On June 7, 1981, eight Israeli F-16 fighter jets, protected by six F-15 escorts, dropped 16 2,000-pound bombs on the nearly completed Osirak nuclear reactor at the Tuwaitha complex in Iraq. Israeli Prime Minister Menachem Begin and other prominent members of the government such as Ariel Sharon saw the reactor as central to Iraqi President Saddam Hussein’s quest to build nuclear weapons, and they believed that it posed an existential threat to Israel.
The timing of the strike was justified by intelligence reports suggesting that Osirak would soon become operational. Two days later, Begin explained the raid to the public: “We chose this moment: now, not later, because later may be too late, perhaps forever. And if we stood by idly, two, three years, at the most four years, and Saddam Hussein would have produced his three, four, five bombs . . . another Holocaust would have happened in the history of the Jewish people.”
Three decades later, eerily similar arguments can be heard regarding the threat of a nuclear-armed Iran. Last May, Israeli Prime Minister Benjamin Netanyahutold a joint session of the U.S. Congress that “the hinge of history may soon turn, for the greatest danger of all could soon be upon us: a militant Islamic regime armed with nuclear weapons.” In a Feb. 2 speech in Israel, Deputy Prime Minister Ehud Barak channeled Begin in making the case for possible military action against Iran, arguing that “those who say ‘later’ may find that later is too late.” And late last month, Barak sought to discredit Israeli President Shimon Peres’s reported opposition to a possible strike on Iran by pointing to his dissent during the 1981 attack.
When Netanyahu meets with President Obama on Monday and addresses the annual meeting of AIPAC, the American Israel Public Affairs Committee, later that day, we should expect additional dire assessments and warnings of military action.

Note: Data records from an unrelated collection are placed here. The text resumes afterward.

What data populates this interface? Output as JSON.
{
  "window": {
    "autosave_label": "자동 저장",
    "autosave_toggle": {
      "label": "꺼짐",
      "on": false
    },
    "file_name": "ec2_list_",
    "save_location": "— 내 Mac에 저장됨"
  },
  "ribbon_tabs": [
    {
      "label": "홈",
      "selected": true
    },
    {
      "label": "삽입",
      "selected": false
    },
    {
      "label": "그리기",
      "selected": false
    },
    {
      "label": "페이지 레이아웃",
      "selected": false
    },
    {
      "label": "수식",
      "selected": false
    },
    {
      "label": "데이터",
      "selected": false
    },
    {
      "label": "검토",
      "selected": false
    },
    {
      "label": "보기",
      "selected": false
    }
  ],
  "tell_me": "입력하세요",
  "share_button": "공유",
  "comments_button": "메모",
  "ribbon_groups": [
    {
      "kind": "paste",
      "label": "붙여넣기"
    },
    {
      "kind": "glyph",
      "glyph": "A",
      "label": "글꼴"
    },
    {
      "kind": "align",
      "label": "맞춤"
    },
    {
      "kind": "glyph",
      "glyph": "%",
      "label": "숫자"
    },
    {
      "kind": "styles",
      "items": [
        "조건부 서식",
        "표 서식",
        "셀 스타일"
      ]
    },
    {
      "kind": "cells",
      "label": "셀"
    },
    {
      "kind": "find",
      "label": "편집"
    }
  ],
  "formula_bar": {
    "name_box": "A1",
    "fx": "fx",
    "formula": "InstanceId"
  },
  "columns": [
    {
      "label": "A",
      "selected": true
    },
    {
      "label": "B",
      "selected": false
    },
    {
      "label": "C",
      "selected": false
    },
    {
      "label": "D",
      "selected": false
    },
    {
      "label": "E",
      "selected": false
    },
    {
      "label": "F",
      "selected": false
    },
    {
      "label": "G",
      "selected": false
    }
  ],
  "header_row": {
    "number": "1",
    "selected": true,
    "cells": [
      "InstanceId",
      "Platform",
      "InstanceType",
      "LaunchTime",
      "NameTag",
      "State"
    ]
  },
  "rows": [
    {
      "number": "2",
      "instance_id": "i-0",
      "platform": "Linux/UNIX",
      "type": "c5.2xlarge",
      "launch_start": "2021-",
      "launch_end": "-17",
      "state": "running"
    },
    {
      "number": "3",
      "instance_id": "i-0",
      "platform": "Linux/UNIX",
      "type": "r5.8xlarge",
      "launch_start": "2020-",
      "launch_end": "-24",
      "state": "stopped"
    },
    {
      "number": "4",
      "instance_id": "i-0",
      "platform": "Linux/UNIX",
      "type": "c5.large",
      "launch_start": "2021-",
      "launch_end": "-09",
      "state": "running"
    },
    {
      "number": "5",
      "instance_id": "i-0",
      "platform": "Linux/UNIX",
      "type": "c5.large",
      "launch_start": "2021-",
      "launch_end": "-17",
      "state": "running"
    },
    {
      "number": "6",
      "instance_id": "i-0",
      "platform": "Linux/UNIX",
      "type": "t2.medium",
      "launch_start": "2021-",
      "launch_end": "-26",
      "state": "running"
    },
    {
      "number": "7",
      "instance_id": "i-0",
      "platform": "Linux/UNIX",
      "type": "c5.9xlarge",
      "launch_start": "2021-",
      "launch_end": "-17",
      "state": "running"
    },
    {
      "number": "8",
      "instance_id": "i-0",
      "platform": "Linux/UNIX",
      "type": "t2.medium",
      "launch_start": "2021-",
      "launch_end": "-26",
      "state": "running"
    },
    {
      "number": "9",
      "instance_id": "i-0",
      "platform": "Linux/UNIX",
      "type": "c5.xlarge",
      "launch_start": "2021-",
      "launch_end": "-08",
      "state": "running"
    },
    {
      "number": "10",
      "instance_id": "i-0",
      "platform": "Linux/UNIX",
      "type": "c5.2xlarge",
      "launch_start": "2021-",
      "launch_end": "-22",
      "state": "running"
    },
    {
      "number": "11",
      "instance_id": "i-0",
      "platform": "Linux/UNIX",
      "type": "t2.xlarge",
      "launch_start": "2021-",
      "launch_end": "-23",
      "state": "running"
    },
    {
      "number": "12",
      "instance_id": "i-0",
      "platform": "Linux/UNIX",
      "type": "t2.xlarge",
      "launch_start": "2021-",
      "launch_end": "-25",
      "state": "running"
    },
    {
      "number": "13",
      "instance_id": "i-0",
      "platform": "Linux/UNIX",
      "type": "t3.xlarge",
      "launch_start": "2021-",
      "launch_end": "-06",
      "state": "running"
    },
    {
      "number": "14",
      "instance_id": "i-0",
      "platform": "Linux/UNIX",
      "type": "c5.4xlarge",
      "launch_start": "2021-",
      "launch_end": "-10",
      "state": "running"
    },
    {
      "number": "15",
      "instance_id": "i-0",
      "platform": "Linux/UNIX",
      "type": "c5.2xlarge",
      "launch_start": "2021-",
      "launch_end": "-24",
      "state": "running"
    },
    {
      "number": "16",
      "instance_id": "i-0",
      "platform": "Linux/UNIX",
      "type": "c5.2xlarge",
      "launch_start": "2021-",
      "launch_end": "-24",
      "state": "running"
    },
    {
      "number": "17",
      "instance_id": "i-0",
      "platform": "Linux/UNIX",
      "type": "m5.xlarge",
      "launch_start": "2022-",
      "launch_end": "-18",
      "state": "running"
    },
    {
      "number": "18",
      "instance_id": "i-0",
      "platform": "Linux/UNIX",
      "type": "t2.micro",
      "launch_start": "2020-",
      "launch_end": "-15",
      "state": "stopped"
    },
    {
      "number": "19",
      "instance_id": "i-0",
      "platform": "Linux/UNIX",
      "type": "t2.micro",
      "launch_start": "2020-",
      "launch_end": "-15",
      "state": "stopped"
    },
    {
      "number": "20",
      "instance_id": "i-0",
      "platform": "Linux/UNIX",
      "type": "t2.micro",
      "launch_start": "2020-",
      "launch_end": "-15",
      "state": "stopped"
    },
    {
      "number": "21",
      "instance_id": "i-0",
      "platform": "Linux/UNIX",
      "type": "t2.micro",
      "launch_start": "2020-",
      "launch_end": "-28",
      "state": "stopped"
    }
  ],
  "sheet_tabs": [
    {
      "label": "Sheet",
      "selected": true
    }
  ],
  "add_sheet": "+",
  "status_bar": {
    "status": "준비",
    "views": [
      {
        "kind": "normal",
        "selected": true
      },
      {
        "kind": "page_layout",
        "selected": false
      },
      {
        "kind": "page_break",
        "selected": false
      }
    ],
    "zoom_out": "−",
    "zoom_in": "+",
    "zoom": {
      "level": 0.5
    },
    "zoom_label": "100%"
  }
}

For Israelis considering a strike on Iran, Osirak seems like a model for effective preventive war. After all, Hussein never got the bomb, and if Israel was able to brush back one enemy hell-bent on its destruction, it can do so again. But a closer look at the Osirak episode, drawing on recent academic research and memoirs of individuals involved with Iraq’s program, argues powerfully against an Israeli strike on Iran today.
To begin with, Hussein was not on the brink of a bomb in 1981. By the late 1970s, he thought Iraq should develop nuclear weapons at some point, and he hoped to use the Osirak reactor to further that goal. But new evidence suggests that Hussein had not decided to launch a full-fledged weapons program prior to the Israeli strike. According to Norwegian scholar Målfrid Braut-Hegghammer, a leading authority on the Iraqi program, “on the eve of the attack on Osirak . . . Iraq’s pursuit of a nuclear weapons capability was both directionless and disorganized.”
Moreover, as Emory University political scientist Dan Reiter details in a 2005 study, the Osirak reactor was not well designed to efficiently produce weapons-grade plutonium. If Hussein had decided to use Osirak to develop nuclear weapons and Iraqi scientists somehow evaded detection, it would still have taken several years — perhaps well into the 1990s — to produce enough plutonium for a single bomb. And even with sufficient fissile material, Iraq would have had to design and construct the weapon itself, a process that hadn’t started before Israel attacked.